The current study asks a different question about the optimal length of a clinical trial, with the intent of understanding factors that might influence power in a clinical trial. Expanding the temporal sampling significantly relative to the prior study, we analyzed brain scans collected at baseline, 6, 12, 18, and 24 months, for both AD patients and MCI subjects. Unlike our prior report, the current study used scans at 5 time-points, and from many more subjects, so we were able to gauge the tradeoff between trial duration and recruitment requirements, both with and without considering likely attrition rates. The resulting information offers an evaluation of a simple and readily implementable image analysis method as well as a guideline for trials involving a neuroimaging component.
Limitations and caveats
The current study has some limitations, and some qualifications are needed.

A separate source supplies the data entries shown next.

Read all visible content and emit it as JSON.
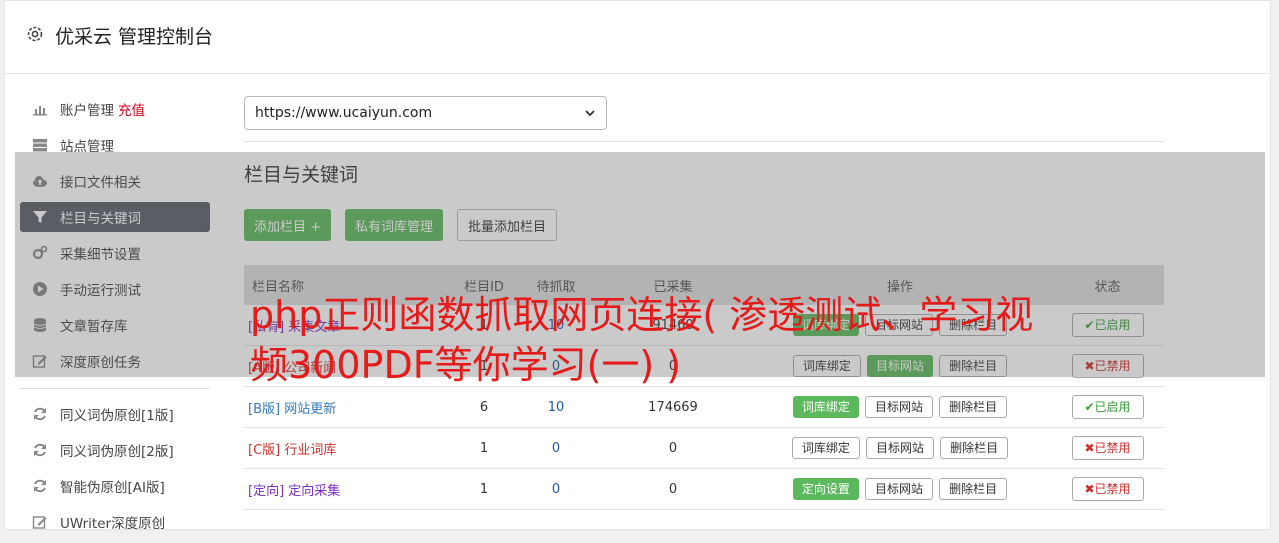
{
  "header": {
    "title": "优采云 管理控制台"
  },
  "sidebar": {
    "items": [
      {
        "label": "账户管理",
        "extra": "充值",
        "icon": "bar-chart-icon"
      },
      {
        "label": "站点管理",
        "icon": "server-icon"
      },
      {
        "label": "接口文件相关",
        "icon": "cloud-upload-icon"
      },
      {
        "label": "栏目与关键词",
        "icon": "filter-icon",
        "active": true
      },
      {
        "label": "采集细节设置",
        "icon": "gears-icon"
      },
      {
        "label": "手动运行测试",
        "icon": "play-icon"
      },
      {
        "label": "文章暂存库",
        "icon": "database-icon"
      },
      {
        "label": "深度原创任务",
        "icon": "edit-icon"
      }
    ],
    "items2": [
      {
        "label": "同义词伪原创[1版]",
        "icon": "refresh-icon"
      },
      {
        "label": "同义词伪原创[2版]",
        "icon": "refresh-icon"
      },
      {
        "label": "智能伪原创[AI版]",
        "icon": "refresh-icon"
      },
      {
        "label": "UWriter深度原创",
        "icon": "edit-icon"
      }
    ]
  },
  "main": {
    "site_select": "https://www.ucaiyun.com",
    "section_title": "栏目与关键词",
    "buttons": {
      "add_column": "添加栏目 +",
      "private_lib": "私有词库管理",
      "batch_add": "批量添加栏目"
    },
    "table": {
      "headers": [
        "栏目名称",
        "栏目ID",
        "待抓取",
        "已采集",
        "操作",
        "状态"
      ],
      "rows": [
        {
          "tag": "[私有]",
          "name": "采集文章",
          "id": "1",
          "pending": "10",
          "collected": "91460",
          "op1": "词库绑定",
          "op2": "目标网站",
          "op3": "删除栏目",
          "status": "✔已启用"
        },
        {
          "tag": "[A版]",
          "name": "公司新闻",
          "id": "1",
          "pending": "0",
          "collected": "0",
          "op1": "词库绑定",
          "op2": "目标网站",
          "op3": "删除栏目",
          "status": "✖已禁用"
        },
        {
          "tag": "[B版]",
          "name": "网站更新",
          "id": "6",
          "pending": "10",
          "collected": "174669",
          "op1": "词库绑定",
          "op2": "目标网站",
          "op3": "删除栏目",
          "status": "✔已启用"
        },
        {
          "tag": "[C版]",
          "name": "行业词库",
          "id": "1",
          "pending": "0",
          "collected": "0",
          "op1": "词库绑定",
          "op2": "目标网站",
          "op3": "删除栏目",
          "status": "✖已禁用"
        },
        {
          "tag": "[定向]",
          "name": "定向采集",
          "id": "1",
          "pending": "0",
          "collected": "0",
          "op1": "定向设置",
          "op2": "目标网站",
          "op3": "删除栏目",
          "status": "✖已禁用"
        }
      ]
    }
  },
  "overlay_caption": "php正则函数抓取网页连接( 渗透测试、学习视频300PDF等你学习(一) )"
}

As noted before, a 25% reduction in the atrophic rate may have a different functional significance for a patient than a 25% reduction in the rate of decline for clinical or cognitive test scores (and may in reality be either better or worse for the patient). As such, a head-to-head comparison of clinical and neuroimaging measures is useful, but in reality both measures are informative and will continue to be widely used. Secondly, longitudinal studies with more than two time-points can employ more advanced statistical designs that use all the data at once, such as random effects or mixed effects models, to estimate intra-subject variance and take advantage of the repeated measures (Fitzmaurice et al., 2004
; Frost et al., 2004
). In recent ADNI analyses, using all scans in the time-series has been shown to boost power estimates (Schuff et al., 2009
). Some advocate the use of two scans taken on the same day from each subject, showing a net beneficial effect on sample size estimates, especially when the follow-up interval is short (Schott et al., 2006
). Finally, it is reasonable that multiple complementary neuroimaging measures, from MRI, PET and other modalities (arterial spin labeling, diffusion imaging, and resting-state fMRI) may be combined in the future, with genetic and CSF biomarker data, to give more robust metrics of disease progression, and to obtain better predictive value in longitudinal models.